The operative word is career, and the lesson is that it's still possible to have a long and decorated one in the college ranks. (If you measure a college player solely by his pro potential, then you're probably better off skipping March Madness altogether.) No little man may leave a bigger footprint this week than Lavender, who watches tape of the Charlotte Bobcats' 5' 5" Earl Boykins for inspiration and regularly hears taunts referring to him as Webster or Gary Coleman from opposing fans. "It makes me laugh. I know I'm short and everything, but I've been getting it since the first day of college," says Lavender, whose family members all came to last week's Xavier games at Washington, D.C.'s Verizon Center wearing T-shirts silk-screened with the SI tournament-preview cover featuring his likeness.
Lavender played for two seasons at Oklahoma, but he transferred to Xavier in 2005 and took his hard-partying reputation with him -- at least until Musketeers coach Sean Miller arranged an intervention of sorts in the spring of '06 that included Lavender's mother, Shirlene Howard. "It was really emotional," Xavier assistant James Whitford says. Lavender choked up while revealing his grief over the death of Bruce Howard, his AAU and high school coach in Columbus, Ohio. The coach died from liver failure in '03, which deeply affected Drew, who says Howard "was everything to me."

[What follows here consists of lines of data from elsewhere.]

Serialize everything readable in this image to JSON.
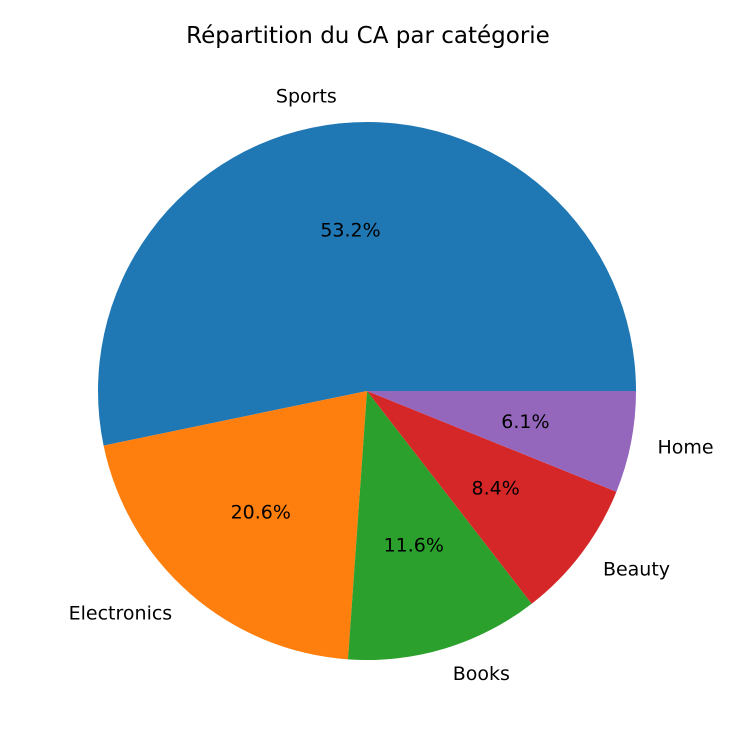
{
  "chart_data": {
    "type": "pie",
    "title": "Répartition du CA par catégorie",
    "start_angle_deg": 0,
    "direction": "counterclockwise",
    "slices": [
      {
        "label": "Sports",
        "value": 53.2,
        "pct_label": "53.2%",
        "color": "#1f77b4"
      },
      {
        "label": "Electronics",
        "value": 20.6,
        "pct_label": "20.6%",
        "color": "#ff7f0e"
      },
      {
        "label": "Books",
        "value": 11.6,
        "pct_label": "11.6%",
        "color": "#2ca02c"
      },
      {
        "label": "Beauty",
        "value": 8.4,
        "pct_label": "8.4%",
        "color": "#d62728"
      },
      {
        "label": "Home",
        "value": 6.1,
        "pct_label": "6.1%",
        "color": "#9467bd"
      }
    ]
  }
}
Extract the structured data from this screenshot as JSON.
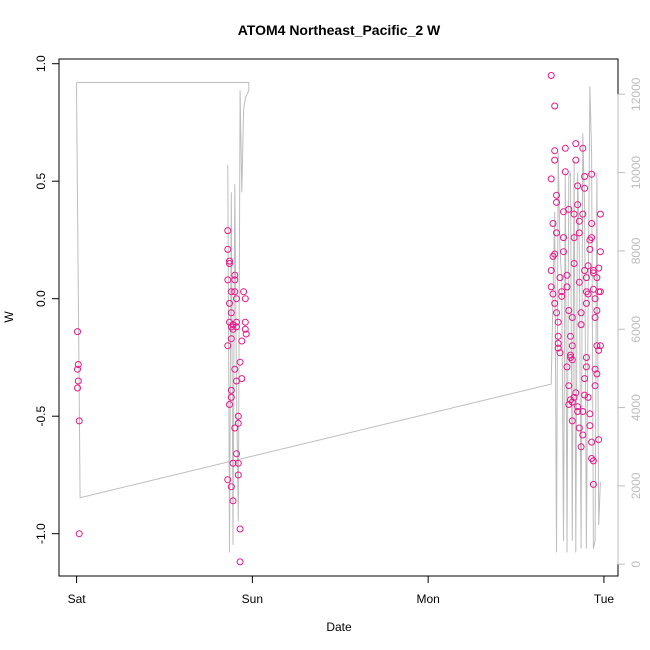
{
  "chart_data": {
    "type": "scatter",
    "title": "ATOM4 Northeast_Pacific_2 W",
    "xlabel": "Date",
    "ylabel": "W",
    "x_ticks": [
      {
        "value": 0,
        "label": "Sat"
      },
      {
        "value": 1,
        "label": "Sun"
      },
      {
        "value": 2,
        "label": "Mon"
      },
      {
        "value": 3,
        "label": "Tue"
      }
    ],
    "xlim": [
      -0.1,
      3.08
    ],
    "ylim": [
      -1.18,
      1.02
    ],
    "y_ticks": [
      -1.0,
      -0.5,
      0.0,
      0.5,
      1.0
    ],
    "y_tick_labels": [
      "-1.0",
      "-0.5",
      "0.0",
      "0.5",
      "1.0"
    ],
    "y2lim": [
      -300,
      12900
    ],
    "y2_ticks": [
      0,
      2000,
      4000,
      6000,
      8000,
      10000,
      12000
    ],
    "y2_tick_labels": [
      "0",
      "2000",
      "4000",
      "6000",
      "8000",
      "10000",
      "12000"
    ],
    "grid": false,
    "legend": "none",
    "series": [
      {
        "type": "scatter",
        "color": "#e8178a",
        "points": [
          [
            0.005,
            -0.14
          ],
          [
            0.005,
            -0.3
          ],
          [
            0.01,
            -0.28
          ],
          [
            0.01,
            -0.35
          ],
          [
            0.005,
            -0.38
          ],
          [
            0.015,
            -0.52
          ],
          [
            0.015,
            -1.0
          ],
          [
            0.86,
            0.29
          ],
          [
            0.86,
            0.21
          ],
          [
            0.87,
            0.16
          ],
          [
            0.87,
            0.15
          ],
          [
            0.86,
            0.08
          ],
          [
            0.88,
            0.03
          ],
          [
            0.87,
            -0.02
          ],
          [
            0.88,
            -0.06
          ],
          [
            0.87,
            -0.1
          ],
          [
            0.88,
            -0.12
          ],
          [
            0.86,
            -0.2
          ],
          [
            0.89,
            -0.13
          ],
          [
            0.88,
            -0.17
          ],
          [
            0.89,
            -0.11
          ],
          [
            0.9,
            0.1
          ],
          [
            0.9,
            0.08
          ],
          [
            0.9,
            0.03
          ],
          [
            0.91,
            0.0
          ],
          [
            0.91,
            -0.1
          ],
          [
            0.91,
            -0.12
          ],
          [
            0.9,
            -0.3
          ],
          [
            0.91,
            -0.35
          ],
          [
            0.93,
            -0.27
          ],
          [
            0.94,
            -0.34
          ],
          [
            0.94,
            -0.18
          ],
          [
            0.95,
            0.03
          ],
          [
            0.96,
            0.0
          ],
          [
            0.96,
            -0.1
          ],
          [
            0.96,
            -0.13
          ],
          [
            0.965,
            -0.15
          ],
          [
            0.88,
            -0.39
          ],
          [
            0.88,
            -0.42
          ],
          [
            0.87,
            -0.45
          ],
          [
            0.9,
            -0.55
          ],
          [
            0.92,
            -0.5
          ],
          [
            0.92,
            -0.53
          ],
          [
            0.91,
            -0.66
          ],
          [
            0.89,
            -0.7
          ],
          [
            0.92,
            -0.7
          ],
          [
            0.86,
            -0.77
          ],
          [
            0.88,
            -0.8
          ],
          [
            0.92,
            -0.75
          ],
          [
            0.89,
            -0.86
          ],
          [
            0.93,
            -0.98
          ],
          [
            0.93,
            -1.12
          ],
          [
            2.7,
            0.95
          ],
          [
            2.72,
            0.82
          ],
          [
            2.72,
            0.63
          ],
          [
            2.72,
            0.59
          ],
          [
            2.7,
            0.51
          ],
          [
            2.73,
            0.44
          ],
          [
            2.73,
            0.41
          ],
          [
            2.71,
            0.32
          ],
          [
            2.73,
            0.28
          ],
          [
            2.72,
            0.19
          ],
          [
            2.71,
            0.18
          ],
          [
            2.7,
            0.12
          ],
          [
            2.7,
            0.05
          ],
          [
            2.71,
            0.02
          ],
          [
            2.72,
            -0.02
          ],
          [
            2.73,
            -0.06
          ],
          [
            2.74,
            -0.1
          ],
          [
            2.74,
            -0.16
          ],
          [
            2.74,
            -0.19
          ],
          [
            2.74,
            -0.21
          ],
          [
            2.75,
            -0.23
          ],
          [
            2.75,
            0.09
          ],
          [
            2.76,
            0.03
          ],
          [
            2.76,
            0.01
          ],
          [
            2.77,
            0.2
          ],
          [
            2.77,
            0.26
          ],
          [
            2.77,
            0.37
          ],
          [
            2.78,
            0.54
          ],
          [
            2.78,
            0.64
          ],
          [
            2.8,
            0.38
          ],
          [
            2.79,
            0.1
          ],
          [
            2.79,
            0.05
          ],
          [
            2.8,
            -0.05
          ],
          [
            2.81,
            -0.16
          ],
          [
            2.81,
            -0.24
          ],
          [
            2.81,
            -0.25
          ],
          [
            2.82,
            -0.26
          ],
          [
            2.82,
            -0.2
          ],
          [
            2.82,
            -0.08
          ],
          [
            2.83,
            0.15
          ],
          [
            2.83,
            0.26
          ],
          [
            2.83,
            0.36
          ],
          [
            2.84,
            0.59
          ],
          [
            2.84,
            0.66
          ],
          [
            2.85,
            0.48
          ],
          [
            2.85,
            0.4
          ],
          [
            2.86,
            0.33
          ],
          [
            2.86,
            0.28
          ],
          [
            2.86,
            0.07
          ],
          [
            2.87,
            -0.06
          ],
          [
            2.87,
            -0.11
          ],
          [
            2.88,
            0.36
          ],
          [
            2.88,
            0.64
          ],
          [
            2.89,
            0.52
          ],
          [
            2.89,
            0.47
          ],
          [
            2.89,
            0.12
          ],
          [
            2.9,
            0.09
          ],
          [
            2.9,
            0.03
          ],
          [
            2.9,
            -0.02
          ],
          [
            2.91,
            0.02
          ],
          [
            2.91,
            0.14
          ],
          [
            2.92,
            0.21
          ],
          [
            2.92,
            0.25
          ],
          [
            2.93,
            0.26
          ],
          [
            2.93,
            0.32
          ],
          [
            2.93,
            0.53
          ],
          [
            2.94,
            0.11
          ],
          [
            2.94,
            0.12
          ],
          [
            2.94,
            0.04
          ],
          [
            2.95,
            0.0
          ],
          [
            2.96,
            -0.05
          ],
          [
            2.95,
            -0.08
          ],
          [
            2.96,
            0.09
          ],
          [
            2.97,
            0.13
          ],
          [
            2.97,
            0.03
          ],
          [
            2.98,
            0.03
          ],
          [
            2.98,
            0.2
          ],
          [
            2.98,
            0.36
          ],
          [
            2.79,
            -0.29
          ],
          [
            2.8,
            -0.37
          ],
          [
            2.81,
            -0.43
          ],
          [
            2.8,
            -0.45
          ],
          [
            2.82,
            -0.44
          ],
          [
            2.82,
            -0.52
          ],
          [
            2.83,
            -0.42
          ],
          [
            2.84,
            -0.4
          ],
          [
            2.85,
            -0.46
          ],
          [
            2.85,
            -0.48
          ],
          [
            2.86,
            -0.55
          ],
          [
            2.87,
            -0.63
          ],
          [
            2.88,
            -0.58
          ],
          [
            2.88,
            -0.48
          ],
          [
            2.89,
            -0.41
          ],
          [
            2.89,
            -0.34
          ],
          [
            2.9,
            -0.29
          ],
          [
            2.9,
            -0.25
          ],
          [
            2.91,
            -0.42
          ],
          [
            2.92,
            -0.49
          ],
          [
            2.92,
            -0.54
          ],
          [
            2.93,
            -0.61
          ],
          [
            2.93,
            -0.68
          ],
          [
            2.94,
            -0.69
          ],
          [
            2.94,
            -0.79
          ],
          [
            2.95,
            -0.3
          ],
          [
            2.95,
            -0.37
          ],
          [
            2.96,
            -0.32
          ],
          [
            2.96,
            -0.2
          ],
          [
            2.97,
            -0.22
          ],
          [
            2.97,
            -0.6
          ],
          [
            2.98,
            -0.2
          ]
        ]
      },
      {
        "type": "line",
        "axis": "right",
        "color": "#bdbdbd",
        "points": [
          [
            0.0,
            12300
          ],
          [
            0.0,
            11900
          ],
          [
            0.02,
            1700
          ],
          [
            2.7,
            4600
          ],
          [
            2.72,
            9000
          ],
          [
            2.73,
            300
          ],
          [
            2.74,
            10500
          ],
          [
            2.75,
            8000
          ],
          [
            2.76,
            7300
          ],
          [
            2.77,
            600
          ],
          [
            2.78,
            10000
          ],
          [
            2.79,
            300
          ],
          [
            2.8,
            9900
          ],
          [
            2.81,
            10000
          ],
          [
            2.82,
            600
          ],
          [
            2.83,
            10300
          ],
          [
            2.84,
            300
          ],
          [
            2.85,
            10000
          ],
          [
            2.86,
            8000
          ],
          [
            2.87,
            400
          ],
          [
            2.88,
            11000
          ],
          [
            2.89,
            9100
          ],
          [
            2.9,
            400
          ],
          [
            2.91,
            6500
          ],
          [
            2.92,
            12200
          ],
          [
            2.93,
            10500
          ],
          [
            2.94,
            400
          ],
          [
            2.95,
            600
          ],
          [
            2.96,
            10000
          ],
          [
            2.97,
            1000
          ],
          [
            2.98,
            2100
          ]
        ]
      },
      {
        "type": "line",
        "axis": "right",
        "color": "#bdbdbd",
        "points": [
          [
            0.86,
            10200
          ],
          [
            0.87,
            300
          ],
          [
            0.88,
            9500
          ],
          [
            0.89,
            500
          ],
          [
            0.9,
            9700
          ],
          [
            0.91,
            4500
          ],
          [
            0.92,
            1100
          ],
          [
            0.93,
            12100
          ],
          [
            0.94,
            9500
          ],
          [
            0.95,
            11600
          ],
          [
            0.96,
            11900
          ],
          [
            0.97,
            12000
          ],
          [
            0.98,
            12100
          ],
          [
            0.98,
            12300
          ],
          [
            0.0,
            12300
          ]
        ]
      }
    ]
  }
}
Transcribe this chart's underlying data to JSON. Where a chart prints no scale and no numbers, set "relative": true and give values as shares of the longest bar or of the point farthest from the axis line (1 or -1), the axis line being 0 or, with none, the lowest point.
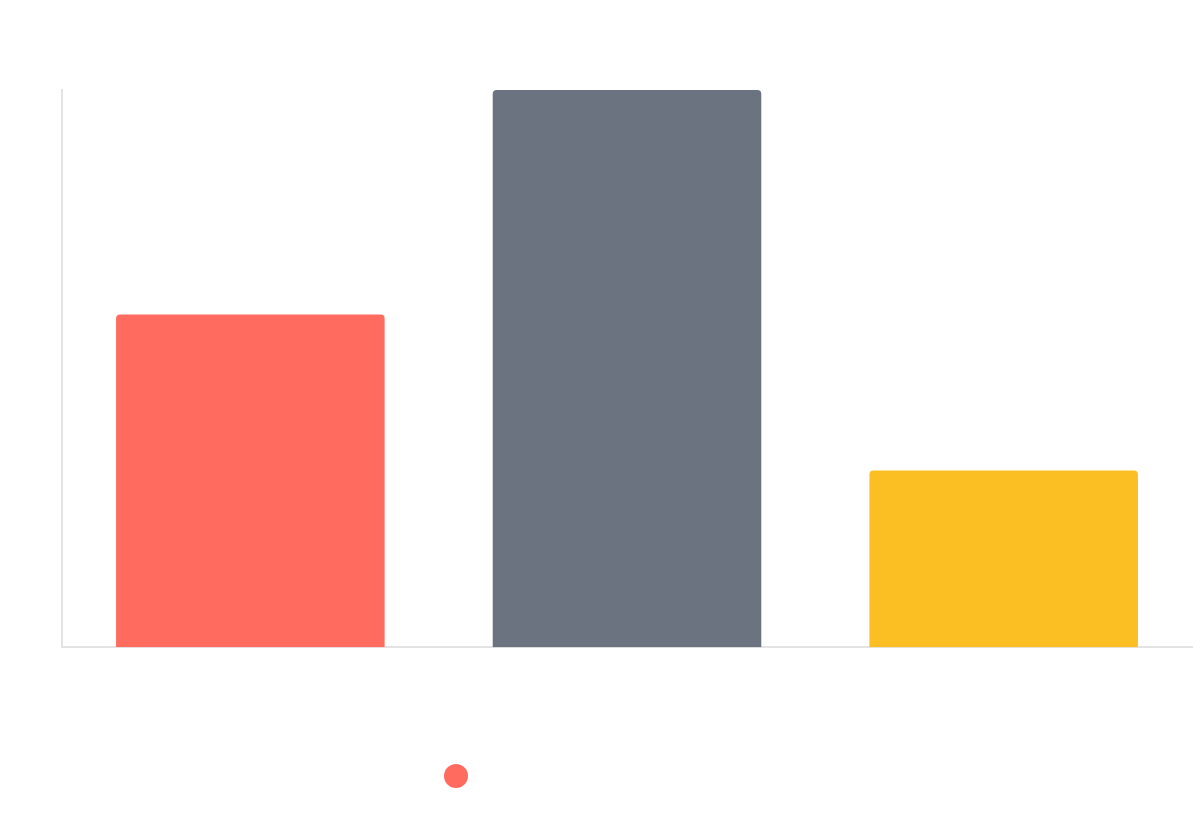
{
  "chart_data": {
    "type": "bar",
    "relative": true,
    "categories": [
      null,
      null,
      null
    ],
    "values": [
      0.597,
      1,
      0.317
    ],
    "colors": [
      "#ff6b5f",
      "#6b7280",
      "#fbbf24"
    ],
    "grid": false,
    "legend": false
  }
}
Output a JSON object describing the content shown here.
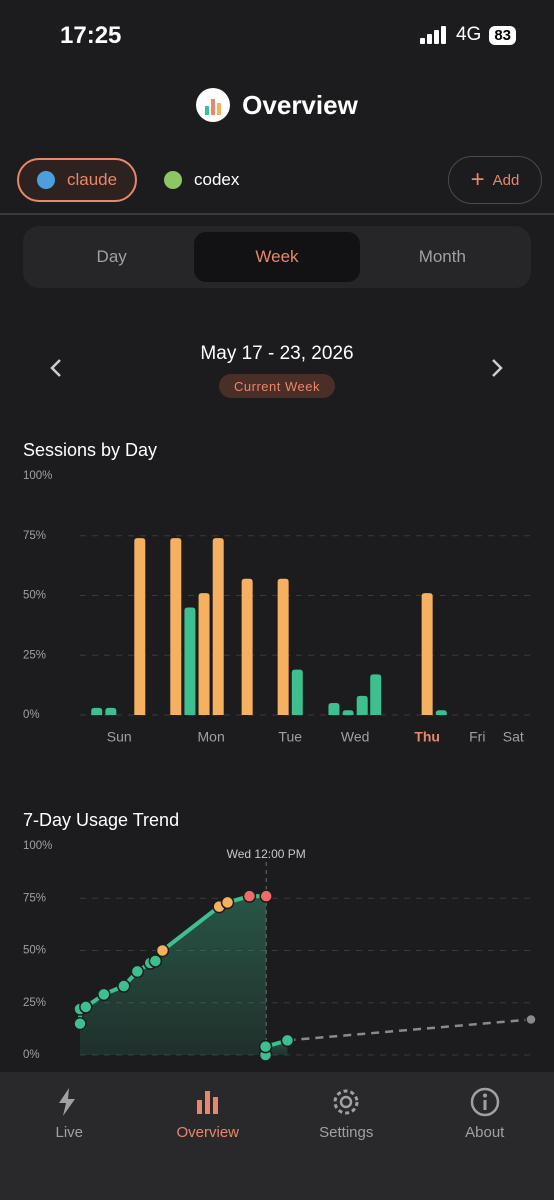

Lavender rededicated himself to hoops, and he's no longer a fixture on the party scene. "When he's playing at his very best, we can beat anyone in the country," says Miller, whose Muskies will need a top performance from their point guard against West Virginia on Thursday in Phoenix (and even more in a potential West Regional final against top-seeded UCLA).
Like Lavender, Butch suffered the emotional strain of a loved one's illness -- his mother, Nancy, battled breast cancer, now in remission -- a year after he shocked the Badgers faithful by deciding to redshirt his freshman season to gain strength for the rough-and-tumble Big Ten. The result: Butch didn't earn a starring role until his fifth year in Madison. "The development I've had is what [college basketball] is all about," he says. "[Redshirting] definitely paid off in the end. I would have been able to help the team [as a true freshman], but not as much as I'm helping now." Underrated all season, the Big Ten champion Badgers can return to their first Final Four since 2000 with wins this week over Davidson and either 12th-seeded Villanova or, more likely, top-seeded Kansas, one of the few teams that can match Wisconsin's size.